In the first set of Xplor-NIH calculations, ten independent structures were calculated with a probDistPot scaling factor of 10.0, using annealing from 3000 K to 25 K in 12.5 K temperature decrements, with 1500 steps of torsion angle dynamics at each temperature. Annealing was followed by energy minimization in torsion angle and Cartesian space. The two lowest energy structures without violations were used as starting structures for the second set of calculations, which used the same conditions, but with a probDistPot scaling factor of 5.0. Fourteen structures without violations (except insignificant violations of the NCS potential) were deposited in the Protein Data Bank (PDB code 6XFM) and are shown in Supplementary Fig. 7a.

Another set of calculations (with the same two starting structures) was performed without the TorsionDB potential, to examine how the cryo-EM density map alone determines side-chain conformations. These calculations produced eight structures without violations, shown in Supplementary Fig. 7b.

MD simulations

MD simulations were performed with NAMD software47 and CHARMM22 force fields76. Five repeats of a 21-symmetric FUS-LC-C dimer were generated from the lowest energy structure from the first set of Xplor-NIH calculations. The resulting 10-mer was then solvated and neutralized in 100 mM NaCl in a 84.3 Å × 65.0 Å × 46.3 Å box in VMD77. Constant-pressure simulations with Langevin dynamics were run at 303 K with periodic boundary conditions. One MD trajectory was calculated for 400 ns, with Cα atoms being constrained to their initial positions by harmonic potentials. A constraint scaling factor of 0.3 was chosen to allow moderate fluctuations of backbone coordinates in this trajectory, corresponding to a backbone RMSD of about 0.8 Å. Another MD trajectory was calculated for 500 ns, without constraints of any type.

Analyses of the MD trajectories were performed with VMD software77. Using the labels A1–A5 for molecules in one cross-β subunit and B1–B5 for molecules in the other subunit, data in Supplementary Fig. 8b were obtained by counting the number of water molecules within 7.0 Å of side-chain OH of Y122 or Y143 or within 7.0 Å of side-chain Cδ of Q132 or Q145 and averaging the resulting numbers for A3 and B3 (in the unconstrained trajectory). For water near the Q133, we counted the number of water molecules within 5.0 Å of side-chain Cδ of Q133 to exclude water molecules outside the fibril core. For Supplementary Fig. 8c, d, water molecules within 7.0 Å of side-chain OH or Cδ of Y122, Y143, Q132, and Q145 were selected at arbitrary time points t with the first 10 ns of the unconstrained trajectory.
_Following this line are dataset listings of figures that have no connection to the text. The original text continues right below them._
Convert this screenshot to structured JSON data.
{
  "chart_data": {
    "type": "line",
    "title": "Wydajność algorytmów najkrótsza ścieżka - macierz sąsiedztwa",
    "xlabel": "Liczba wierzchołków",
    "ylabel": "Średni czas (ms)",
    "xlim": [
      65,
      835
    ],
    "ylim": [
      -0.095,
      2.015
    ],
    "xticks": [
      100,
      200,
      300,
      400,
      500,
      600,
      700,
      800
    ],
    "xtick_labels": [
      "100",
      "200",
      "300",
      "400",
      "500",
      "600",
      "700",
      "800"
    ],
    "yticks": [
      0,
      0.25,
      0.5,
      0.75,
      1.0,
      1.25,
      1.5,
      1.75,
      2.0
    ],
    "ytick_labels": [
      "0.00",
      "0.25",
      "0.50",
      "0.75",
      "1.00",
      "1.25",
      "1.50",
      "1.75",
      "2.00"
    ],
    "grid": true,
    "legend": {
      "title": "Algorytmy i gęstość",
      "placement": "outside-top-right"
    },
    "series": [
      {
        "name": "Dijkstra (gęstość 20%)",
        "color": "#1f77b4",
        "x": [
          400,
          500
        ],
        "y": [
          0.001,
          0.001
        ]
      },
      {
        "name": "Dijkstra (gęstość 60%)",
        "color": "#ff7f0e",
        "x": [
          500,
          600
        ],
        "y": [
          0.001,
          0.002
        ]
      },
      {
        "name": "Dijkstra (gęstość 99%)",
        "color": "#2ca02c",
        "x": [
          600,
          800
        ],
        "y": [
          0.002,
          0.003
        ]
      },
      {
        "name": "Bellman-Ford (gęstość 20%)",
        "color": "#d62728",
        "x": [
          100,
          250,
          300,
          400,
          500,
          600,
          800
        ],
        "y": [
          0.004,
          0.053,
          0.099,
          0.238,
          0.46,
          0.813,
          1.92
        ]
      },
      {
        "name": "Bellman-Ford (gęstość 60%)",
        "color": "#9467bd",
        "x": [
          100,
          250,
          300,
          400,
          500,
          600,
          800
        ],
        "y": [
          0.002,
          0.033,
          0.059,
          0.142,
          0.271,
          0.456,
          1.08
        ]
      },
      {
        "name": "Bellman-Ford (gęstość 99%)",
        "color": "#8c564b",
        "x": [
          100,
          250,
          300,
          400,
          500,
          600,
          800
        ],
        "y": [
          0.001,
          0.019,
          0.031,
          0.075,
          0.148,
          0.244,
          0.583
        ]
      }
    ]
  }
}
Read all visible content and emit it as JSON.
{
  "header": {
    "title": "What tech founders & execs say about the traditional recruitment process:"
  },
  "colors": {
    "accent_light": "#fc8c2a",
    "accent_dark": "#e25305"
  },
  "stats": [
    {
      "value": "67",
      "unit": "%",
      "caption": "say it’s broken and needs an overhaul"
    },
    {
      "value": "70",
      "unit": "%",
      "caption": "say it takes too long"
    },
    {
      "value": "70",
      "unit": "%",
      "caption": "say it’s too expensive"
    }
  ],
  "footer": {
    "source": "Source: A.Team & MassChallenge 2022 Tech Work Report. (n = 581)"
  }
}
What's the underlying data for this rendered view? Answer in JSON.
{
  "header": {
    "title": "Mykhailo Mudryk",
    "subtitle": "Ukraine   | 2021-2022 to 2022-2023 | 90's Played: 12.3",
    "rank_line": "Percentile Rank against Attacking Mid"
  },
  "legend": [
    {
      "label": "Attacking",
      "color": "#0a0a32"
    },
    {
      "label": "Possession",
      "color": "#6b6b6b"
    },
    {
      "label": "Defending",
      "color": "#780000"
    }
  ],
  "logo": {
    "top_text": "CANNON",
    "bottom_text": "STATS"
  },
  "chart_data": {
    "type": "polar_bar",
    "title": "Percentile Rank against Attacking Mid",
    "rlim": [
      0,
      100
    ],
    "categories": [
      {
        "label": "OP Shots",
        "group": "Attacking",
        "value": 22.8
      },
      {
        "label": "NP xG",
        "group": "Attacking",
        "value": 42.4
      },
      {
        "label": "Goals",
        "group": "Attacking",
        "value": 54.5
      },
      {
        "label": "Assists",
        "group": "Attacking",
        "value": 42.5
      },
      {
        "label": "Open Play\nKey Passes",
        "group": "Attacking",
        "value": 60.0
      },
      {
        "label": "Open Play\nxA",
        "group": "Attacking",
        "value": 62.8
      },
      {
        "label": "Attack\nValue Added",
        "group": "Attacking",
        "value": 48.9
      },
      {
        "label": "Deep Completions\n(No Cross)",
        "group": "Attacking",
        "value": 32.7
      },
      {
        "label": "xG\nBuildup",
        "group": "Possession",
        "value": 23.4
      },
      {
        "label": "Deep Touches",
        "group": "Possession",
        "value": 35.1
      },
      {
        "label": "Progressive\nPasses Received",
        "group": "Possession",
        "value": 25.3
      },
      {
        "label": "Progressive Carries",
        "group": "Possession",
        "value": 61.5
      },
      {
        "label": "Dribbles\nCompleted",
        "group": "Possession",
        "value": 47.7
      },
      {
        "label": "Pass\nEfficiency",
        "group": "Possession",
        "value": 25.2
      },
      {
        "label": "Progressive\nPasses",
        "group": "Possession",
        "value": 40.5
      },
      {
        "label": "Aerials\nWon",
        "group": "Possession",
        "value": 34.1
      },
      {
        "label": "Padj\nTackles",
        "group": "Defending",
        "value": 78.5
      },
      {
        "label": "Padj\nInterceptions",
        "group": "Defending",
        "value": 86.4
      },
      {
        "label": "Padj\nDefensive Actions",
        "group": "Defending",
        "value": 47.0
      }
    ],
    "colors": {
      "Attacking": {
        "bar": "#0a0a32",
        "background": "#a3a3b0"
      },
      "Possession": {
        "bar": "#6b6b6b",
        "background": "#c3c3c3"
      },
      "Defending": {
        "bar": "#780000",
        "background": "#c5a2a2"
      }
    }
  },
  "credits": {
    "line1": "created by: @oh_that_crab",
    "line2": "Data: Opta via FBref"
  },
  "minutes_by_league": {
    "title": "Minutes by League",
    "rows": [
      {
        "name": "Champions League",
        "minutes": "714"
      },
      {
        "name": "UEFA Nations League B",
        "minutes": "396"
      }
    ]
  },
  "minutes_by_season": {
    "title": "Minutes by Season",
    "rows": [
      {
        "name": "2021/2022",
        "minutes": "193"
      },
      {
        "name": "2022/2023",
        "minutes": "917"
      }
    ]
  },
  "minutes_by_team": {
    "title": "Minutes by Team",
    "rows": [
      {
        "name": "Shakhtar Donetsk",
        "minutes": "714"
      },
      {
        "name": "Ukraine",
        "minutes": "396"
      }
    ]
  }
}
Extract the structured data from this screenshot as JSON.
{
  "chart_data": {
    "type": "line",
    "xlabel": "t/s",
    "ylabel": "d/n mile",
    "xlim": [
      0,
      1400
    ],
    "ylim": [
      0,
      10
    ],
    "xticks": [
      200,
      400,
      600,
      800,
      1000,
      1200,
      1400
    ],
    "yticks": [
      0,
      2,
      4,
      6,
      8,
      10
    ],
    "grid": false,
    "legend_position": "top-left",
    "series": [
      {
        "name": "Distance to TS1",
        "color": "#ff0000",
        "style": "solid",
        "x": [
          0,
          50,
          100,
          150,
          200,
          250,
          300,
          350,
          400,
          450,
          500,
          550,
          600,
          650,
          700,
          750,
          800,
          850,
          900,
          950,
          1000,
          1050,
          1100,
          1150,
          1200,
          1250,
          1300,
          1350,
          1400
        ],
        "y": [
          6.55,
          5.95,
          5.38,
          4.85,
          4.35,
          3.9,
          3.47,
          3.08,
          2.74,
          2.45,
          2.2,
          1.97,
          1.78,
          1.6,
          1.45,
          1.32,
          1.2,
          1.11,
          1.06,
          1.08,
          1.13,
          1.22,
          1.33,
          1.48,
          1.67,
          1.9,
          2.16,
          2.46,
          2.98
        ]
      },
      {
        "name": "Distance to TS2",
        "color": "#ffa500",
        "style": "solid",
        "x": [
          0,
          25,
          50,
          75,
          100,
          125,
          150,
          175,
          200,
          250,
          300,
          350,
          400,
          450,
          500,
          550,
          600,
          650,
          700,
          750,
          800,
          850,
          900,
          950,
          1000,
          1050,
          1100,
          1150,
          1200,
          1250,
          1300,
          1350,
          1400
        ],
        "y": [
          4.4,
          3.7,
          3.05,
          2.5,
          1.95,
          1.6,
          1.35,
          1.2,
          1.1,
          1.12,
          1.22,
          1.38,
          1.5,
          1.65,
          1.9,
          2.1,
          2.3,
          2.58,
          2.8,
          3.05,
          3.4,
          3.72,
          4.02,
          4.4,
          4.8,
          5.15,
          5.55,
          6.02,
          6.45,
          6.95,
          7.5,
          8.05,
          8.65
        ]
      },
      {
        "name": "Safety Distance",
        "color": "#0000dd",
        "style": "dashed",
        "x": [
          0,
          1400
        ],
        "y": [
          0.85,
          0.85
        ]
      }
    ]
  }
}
For Supplementary Fig. 9, hydrogen bonds were defined by donor–acceptor distances <3.0 Å and deviations from linearity less than 20°. Occupancies of hydrogen bonds were defined as the fraction of frames where the hydrogen bonds were found. Data in Supplementary Fig. 9a were averaged over results for A3 and B3. For Supplementary Fig. 9b, occupancies of hydrogen bonds between residues 112–129 and residues 131–150 were also averaged over values for A3 and B3. For Supplementary Fig. 9c, hydrogen bonds between A3 and B2, B3, or B4 and between B3 and A2, A3, or A4 were examined, and occupancies for the two cases were averaged. For Supplementary Fig. 9d, e, hydrogen bonds between A3 and A2 or A4 and between B3 and B2 or B4 were examined, and occupancies for the two cases were averaged.

For Supplementary Figs. 10 and 11, time-dependent torsion angles χ2 of Tyr residues or pseudo-torsion angles ξ of Gln residues in A3 and B3 were obtained from the unconstrained and constrained trajectories, respectively. The definition of ξ is given in the caption to Supplementary Fig. 10.

Reporting summary

Further information on experimental design is available in the Nature Research Reporting Summary linked to this paper.